Par Gwenaelle Natter

Bien que candidate aux élections municipales, la députée de Savoie Marina Ferrari reste ministre des sports, de la jeunesse et de la vie associative, malgré le remaniement du 26/02/26. Faut-il y voir un aveu de faiblesse du gouvernement face aux difficultés rencontrées dans l’organisation des prochains Jeux Olympiques et Paralympiques d’hiver dans les Alpes Françaises en 2030 ?

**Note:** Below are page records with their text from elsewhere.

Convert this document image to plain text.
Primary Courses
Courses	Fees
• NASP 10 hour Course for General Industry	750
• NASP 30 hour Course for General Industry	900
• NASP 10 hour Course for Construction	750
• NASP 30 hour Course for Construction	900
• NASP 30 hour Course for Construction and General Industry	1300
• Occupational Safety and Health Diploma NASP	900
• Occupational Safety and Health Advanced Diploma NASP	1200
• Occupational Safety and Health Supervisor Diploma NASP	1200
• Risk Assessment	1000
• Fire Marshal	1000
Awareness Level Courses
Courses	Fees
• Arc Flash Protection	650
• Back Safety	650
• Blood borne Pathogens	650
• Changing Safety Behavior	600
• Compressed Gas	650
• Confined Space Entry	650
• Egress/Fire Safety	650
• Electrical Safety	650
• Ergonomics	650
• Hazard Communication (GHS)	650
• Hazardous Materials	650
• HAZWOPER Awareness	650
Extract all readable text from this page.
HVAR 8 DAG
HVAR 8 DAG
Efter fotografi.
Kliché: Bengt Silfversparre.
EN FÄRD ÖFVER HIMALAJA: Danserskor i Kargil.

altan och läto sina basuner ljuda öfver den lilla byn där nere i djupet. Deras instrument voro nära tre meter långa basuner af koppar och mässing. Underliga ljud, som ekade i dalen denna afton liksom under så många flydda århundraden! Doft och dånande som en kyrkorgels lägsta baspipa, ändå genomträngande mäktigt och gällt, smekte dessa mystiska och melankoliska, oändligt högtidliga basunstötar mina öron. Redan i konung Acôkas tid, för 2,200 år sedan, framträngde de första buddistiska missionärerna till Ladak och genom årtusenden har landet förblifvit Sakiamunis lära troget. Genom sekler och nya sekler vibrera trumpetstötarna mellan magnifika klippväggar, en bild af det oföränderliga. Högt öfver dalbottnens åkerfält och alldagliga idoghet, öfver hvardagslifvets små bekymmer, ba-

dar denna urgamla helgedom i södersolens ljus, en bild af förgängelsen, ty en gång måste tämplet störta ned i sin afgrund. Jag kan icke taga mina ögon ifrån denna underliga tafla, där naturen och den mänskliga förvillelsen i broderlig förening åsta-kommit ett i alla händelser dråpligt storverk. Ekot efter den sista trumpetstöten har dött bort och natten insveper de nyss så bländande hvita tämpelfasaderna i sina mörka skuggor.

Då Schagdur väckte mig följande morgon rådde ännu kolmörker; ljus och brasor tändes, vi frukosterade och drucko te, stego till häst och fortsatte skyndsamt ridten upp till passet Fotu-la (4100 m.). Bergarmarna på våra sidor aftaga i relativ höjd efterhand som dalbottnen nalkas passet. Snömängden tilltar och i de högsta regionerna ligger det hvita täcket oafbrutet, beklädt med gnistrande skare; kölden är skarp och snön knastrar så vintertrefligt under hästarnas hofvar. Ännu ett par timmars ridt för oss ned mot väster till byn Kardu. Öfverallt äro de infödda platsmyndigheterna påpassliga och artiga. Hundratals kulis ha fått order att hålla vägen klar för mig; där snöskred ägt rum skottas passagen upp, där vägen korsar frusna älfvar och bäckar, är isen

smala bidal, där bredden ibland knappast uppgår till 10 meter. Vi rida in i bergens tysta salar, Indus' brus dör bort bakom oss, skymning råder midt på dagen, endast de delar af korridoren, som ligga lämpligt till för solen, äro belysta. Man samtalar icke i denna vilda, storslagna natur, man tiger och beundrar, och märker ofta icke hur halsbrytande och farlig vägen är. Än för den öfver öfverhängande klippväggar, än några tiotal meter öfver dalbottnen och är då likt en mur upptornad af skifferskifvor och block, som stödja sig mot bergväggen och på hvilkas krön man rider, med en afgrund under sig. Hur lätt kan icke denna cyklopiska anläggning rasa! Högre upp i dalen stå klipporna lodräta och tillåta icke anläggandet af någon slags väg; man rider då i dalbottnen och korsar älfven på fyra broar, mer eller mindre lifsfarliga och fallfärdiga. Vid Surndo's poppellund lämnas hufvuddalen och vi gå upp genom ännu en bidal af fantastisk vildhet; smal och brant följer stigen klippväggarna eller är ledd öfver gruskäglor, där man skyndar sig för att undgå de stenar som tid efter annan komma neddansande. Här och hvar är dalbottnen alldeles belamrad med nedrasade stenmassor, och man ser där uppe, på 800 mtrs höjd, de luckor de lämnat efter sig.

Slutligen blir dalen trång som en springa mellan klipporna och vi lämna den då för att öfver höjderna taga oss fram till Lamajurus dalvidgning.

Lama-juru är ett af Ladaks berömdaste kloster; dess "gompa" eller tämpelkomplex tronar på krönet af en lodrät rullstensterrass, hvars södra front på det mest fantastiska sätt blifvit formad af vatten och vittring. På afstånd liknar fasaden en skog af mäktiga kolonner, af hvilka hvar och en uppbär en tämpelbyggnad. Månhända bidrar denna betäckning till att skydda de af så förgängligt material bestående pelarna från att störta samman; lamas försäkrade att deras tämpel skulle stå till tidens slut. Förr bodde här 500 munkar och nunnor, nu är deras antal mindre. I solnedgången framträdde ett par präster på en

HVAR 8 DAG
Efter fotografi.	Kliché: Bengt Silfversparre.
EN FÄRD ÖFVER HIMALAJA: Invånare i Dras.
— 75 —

Dès l’annonce de sa candidature à la mairie d’Aix-les-Bains en décembre dernier, la ministre avait annoncé qu’elle ne voulait pas quitter son poste, considérant qu’elle jouait un rôle « clé » dans l’organisation des prochains Jeux. Mais à l’inverse de sa prédécesseuse sur les JOP d’été Paris 2024, c’est à des « réunions de crise » que Marina Ferrari participe déjà ! Démissions en chaîne, retards, pression populaire, …, sont autant d’éléments qui ont conduit le gouvernement à demander « une clarification rapide et complète sur la gouvernance et la stabilité de l’organisation » (mission confiée à Étienne Thobois qui était directeur général de Paris 2024), avant de lancer une mission d’inspection sur « les enjeux de gestion d’Alpes 2030 ».

Pour le SNEP-FSU, qui était déjà très critique sur la tenue de ces jeux (cf. enjeux écologiques, environnementaux, démocratiques, budgétaires, … et absence d’héritage immatériel), cette crise met en lumière l’urgence à revoir l’organisation des grands événements sportifs internationaux.